In the SuperTwin repository, you will find pmu_demo.py file which shows an example of how to generate a dashboard.
In this file, a superTwin instance is created by giving the IP address of the computer that you want the test to be conducted on as a parameter.
Later, reconfigure_observation_events_parameterized function is called from the supertTwin object by giving the txt file which
includes the performance observation metric names to test.This function reads the txt file, saves the observation metrics. It
generates a new perfevent pmda configuration, connects to remote host via ssh, creates a connection with MongoDB and finally registers
the SuperTwin state to database.
Then, execute_observation_batch_parameters is called from the same superTwin instance.

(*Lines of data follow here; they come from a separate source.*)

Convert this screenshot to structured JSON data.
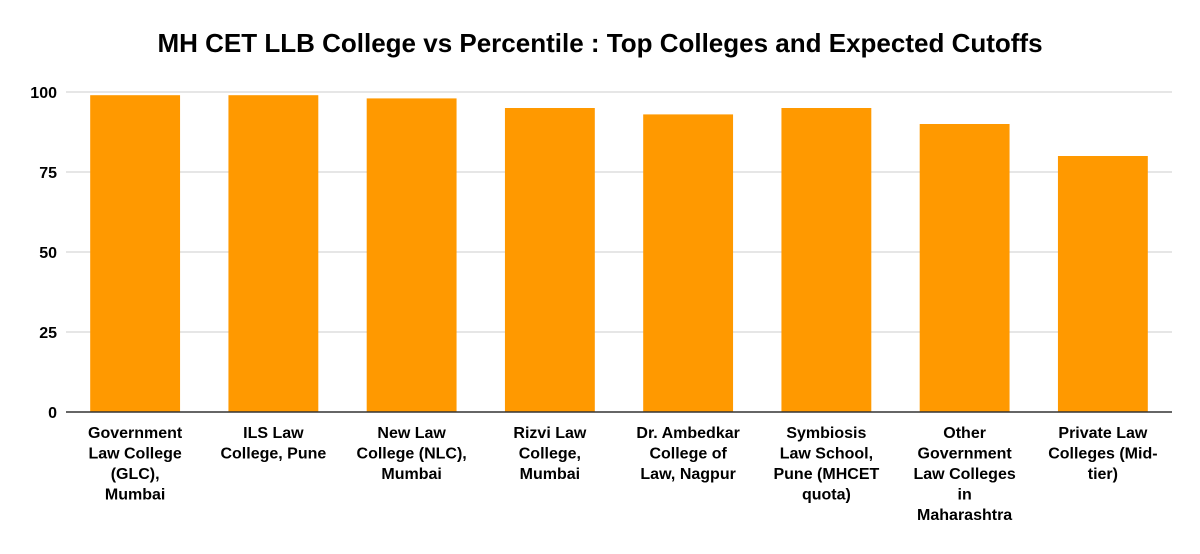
{
  "chart_data": {
    "type": "bar",
    "title": "MH CET LLB College vs Percentile : Top Colleges and Expected Cutoffs",
    "xlabel": "",
    "ylabel": "",
    "ylim": [
      0,
      100
    ],
    "yticks": [
      0,
      25,
      50,
      75,
      100
    ],
    "grid": true,
    "legend": "none",
    "bar_color": "#ff9900",
    "categories": [
      [
        "Government",
        "Law College",
        "(GLC),",
        "Mumbai"
      ],
      [
        "ILS Law",
        "College, Pune"
      ],
      [
        "New Law",
        "College (NLC),",
        "Mumbai"
      ],
      [
        "Rizvi Law",
        "College,",
        "Mumbai"
      ],
      [
        "Dr. Ambedkar",
        "College of",
        "Law, Nagpur"
      ],
      [
        "Symbiosis",
        "Law School,",
        "Pune (MHCET",
        "quota)"
      ],
      [
        "Other",
        "Government",
        "Law Colleges",
        "in",
        "Maharashtra"
      ],
      [
        "Private Law",
        "Colleges (Mid-",
        "tier)"
      ]
    ],
    "values": [
      99,
      99,
      98,
      95,
      93,
      95,
      90,
      80
    ]
  }
}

This functions takes three parameters as
1) path: path in the super computer where the executable commands work.
2) affinity: likwid-pin which is a command line application to pin a sequential or multithreaded applications to dedicated processors is used here along with necessary options.
3) commands: a list of commands where each command is in the form of <given name>|<executable command>. The <given name> will be the indicator of this command, it will be shown on Grafana generated graphs.
This function executes a batch of observations, where each element in the batch is observed individually. It configures InfluxDB server and PCP, connects to remote host via ssh and runs the commands on remore host, saves the outputs on InfluxDB, creates dashboard on Grafana, queries the observation results from DB and uploads it to Grafana.
In the end of this run, a url to access the Grafana dashboard will be printed on the screen. Graphs and mean charts for each observation are generated on this dashboard.